Oud lijf op een camping in de Provence

Mij viel op dat het getal 40 al menigmaal is gevallen in mijn blogposts. Ook in het echte leven word ik er – overigens niet geheel vrijwillig - continue op gewezen dat ik ‘eraan ga’ zoals dat dan heet. Sinds kort weet ik ook waarom. Ontkennen dat 40 jaar oud worden me niets doet gaat niet langer meer. Mijn leeftijd heeft me op slinkse wijze ingehaald en dat raakt me meer dan ik dacht. Vooral in mijn rug. Rechts van het midden, een paar centimeter boven mijn bekken om precies te zijn. Een middag in het park zittend/houding zoekend op een deken is onmogelijk zonder de rest van de dag en de daaropvolgende dagen gebukt te gaan onder een verzengende pijn. Mijn van nature toch al niet zo meegaande lijf hapert, zoveel is inmiddels duidelijk. Deze – in lichamelijk opzicht - vervelende kronkelpartij in het park bracht mij een doembeeld vol klapstoeltjes. Als snel gevolgd door visioenen van opgerolde pantalonpijpen, campingboter uit blik en mannen van middelbare leeftijd die pijprokend hun kroost zien ravotten op de camping. Maar het werd nog erger. Opeens zag ik moeder de vrouw aan het afwasteiltje. Straks gekookte aardappels met jus, witlofsalade en een heerlijk stukje braadvlees had ze beloofd. Watertanden. “Plus ça change, c'est plus la même chose”, fluistert een Frans wijnboertje me toe. Dat is dus wat 40 worden is in mijn verbeelding. Een oud lijf zijn op een camping in de Provence. Ik weet het nu zeker, onze volgende auto zal lichtmetalen velgen hebben.

Come fly with me...

Wat verwacht een luchtvaartmaatschappij eigenlijk als zij besluit dat een peuter van 20 maanden te jong is voor een eigen stoel aan boord en hij dus op schoot moet bij papa en/of mama? Verwacht zij dat hij plechtig belooft stil te zitten? Dat hij zich overgeeft aan de situatie, net als een volwassene? Dat hij na drie uur wachten in de vertrekhal gevolgd door 7 uur in de lucht, zich probleemloos zelfstandig entertaint, dat hij geniet van de maaltijd en de films?

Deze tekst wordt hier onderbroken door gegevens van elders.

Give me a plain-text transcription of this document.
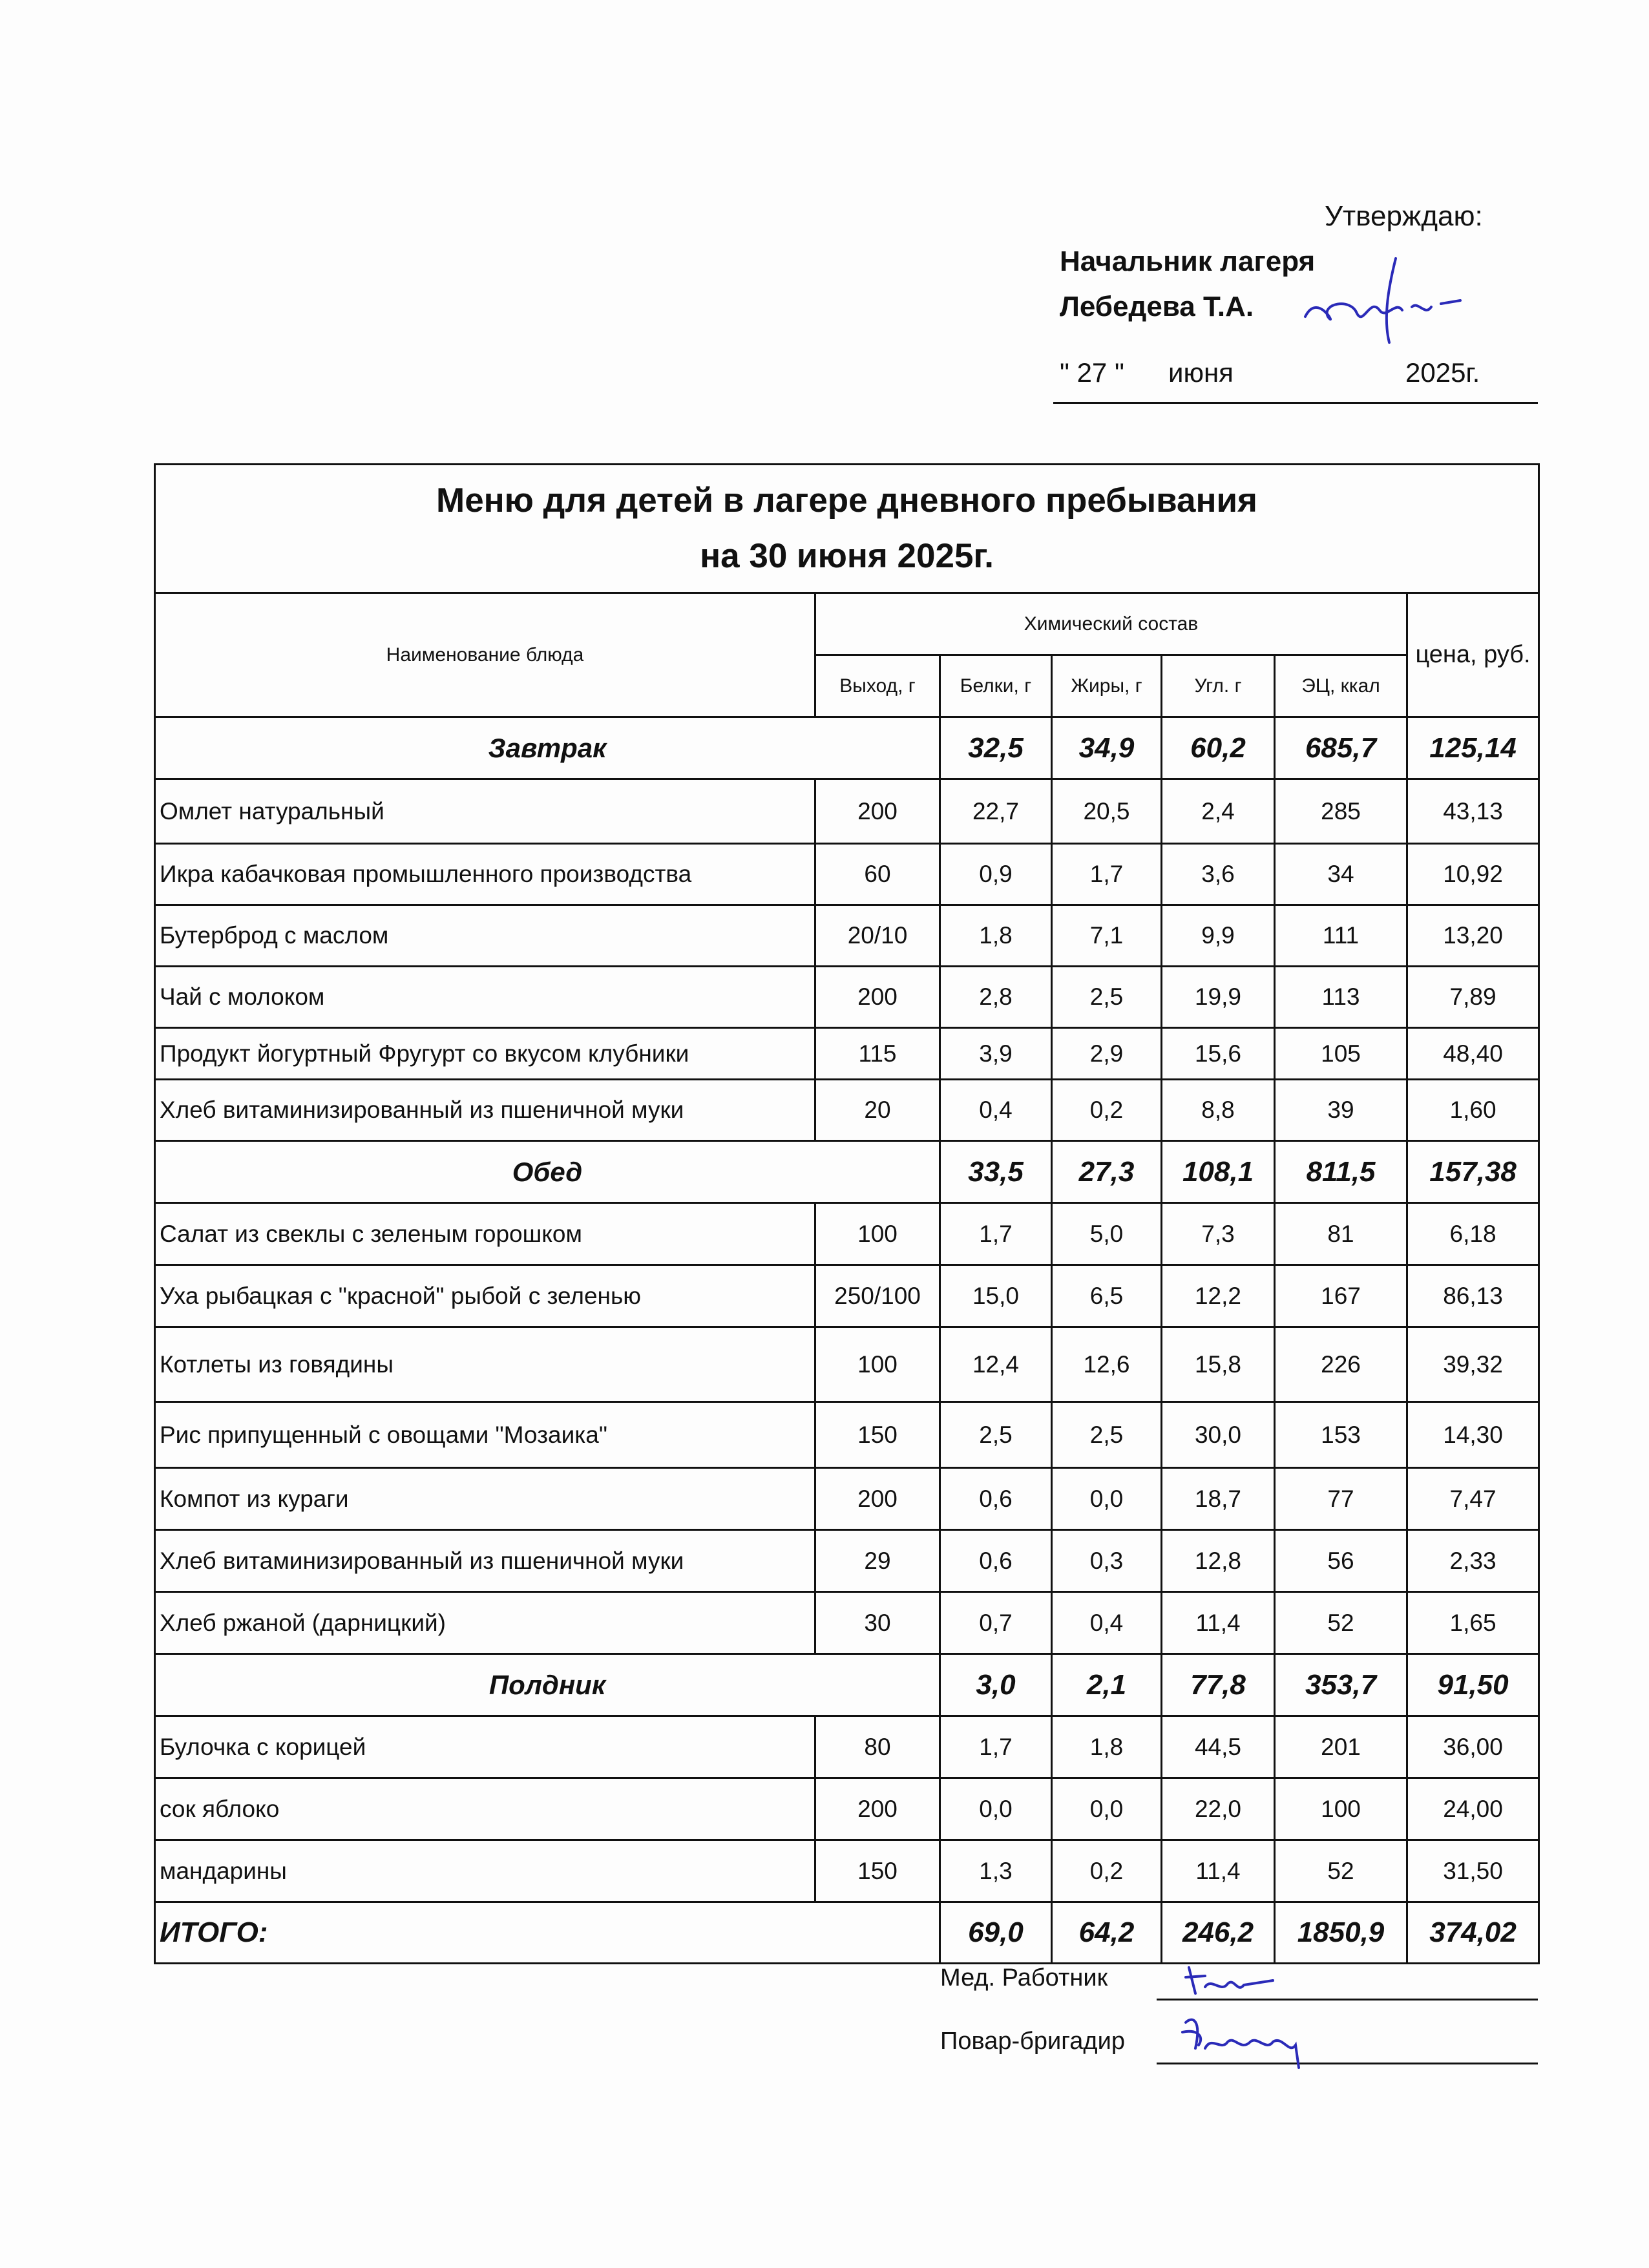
Утверждаю:
Начальник лагеря
Лебедева Т.А.
" 27 " июня	2025г.
Меню для детей в лагере дневного пребывания
на 30 июня 2025г.						

Наименование блюда	Химический состав					цена, руб.
	Выход, г	Белки, г	Жиры, г	Угл. г	ЭЦ, ккал	
Завтрак		32,5	34,9	60,2	685,7	125,14
Омлет натуральный	200	22,7	20,5	2,4	285	43,13
Икра кабачковая промышленного производства	60	0,9	1,7	3,6	34	10,92
Бутерброд с маслом	20/10	1,8	7,1	9,9	111	13,20
Чай с молоком	200	2,8	2,5	19,9	113	7,89
Продукт йогуртный Фругурт со вкусом клубники	115	3,9	2,9	15,6	105	48,40
Хлеб витаминизированный из пшеничной муки	20	0,4	0,2	8,8	39	1,60
Обед		33,5	27,3	108,1	811,5	157,38
Салат из свеклы с зеленым горошком	100	1,7	5,0	7,3	81	6,18
Уха рыбацкая с "красной" рыбой с зеленью	250/100	15,0	6,5	12,2	167	86,13
Котлеты из говядины	100	12,4	12,6	15,8	226	39,32
Рис припущенный с овощами "Мозаика"	150	2,5	2,5	30,0	153	14,30
Компот из кураги	200	0,6	0,0	18,7	77	7,47
Хлеб витаминизированный из пшеничной муки	29	0,6	0,3	12,8	56	2,33
Хлеб ржаной (дарницкий)	30	0,7	0,4	11,4	52	1,65
Полдник		3,0	2,1	77,8	353,7	91,50
Булочка с корицей	80	1,7	1,8	44,5	201	36,00
сок яблоко	200	0,0	0,0	22,0	100	24,00
мандарины	150	1,3	0,2	11,4	52	31,50
ИТОГО:		69,0	64,2	246,2	1850,9	374,02
Мед. Работник
Повар-бригадир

Diezelfde vragen zijn geheid ook gesteld door de man die voor ons zat en zoonlief J’s fikse trappen tegen de rugleuning van zijn stoel een uurtje of drie geduldig heeft mogen verdragen. Twee weken vakantie in een land ver weg maakt van elke peuter een klein oververmoeid brutaaltje dat door zijn net zo oververmoeide ouders nauwelijks nog in bedwang kan worden gehouden. Het ontwaakt de demoon in hem. En daar zijn geen trucs of afleidingsmanoeuvres tegen bestand.

In mijn hoofd spookten allerlei onrealiseerbare ideeën voor aan boord: een kinderdagopvang, een speelhoek met schuimrubberen wanden tegen mogelijke turbulentie of een slaapkooiconstructie op de plek waar nu de handbagage zich bevindt. Na drie uur lang tieren overwon eindelijk de slaap en sloot de piepkleine reincarnatie van Damian zijn oogjes. En zo mocht het zijn dat zelfs ik, iemand die nog nooit in een vliegtuig heeft kunnen slapen, maar liefst 30 heerlijk langdurende minuten vertrokken was.

What happens in P-Town...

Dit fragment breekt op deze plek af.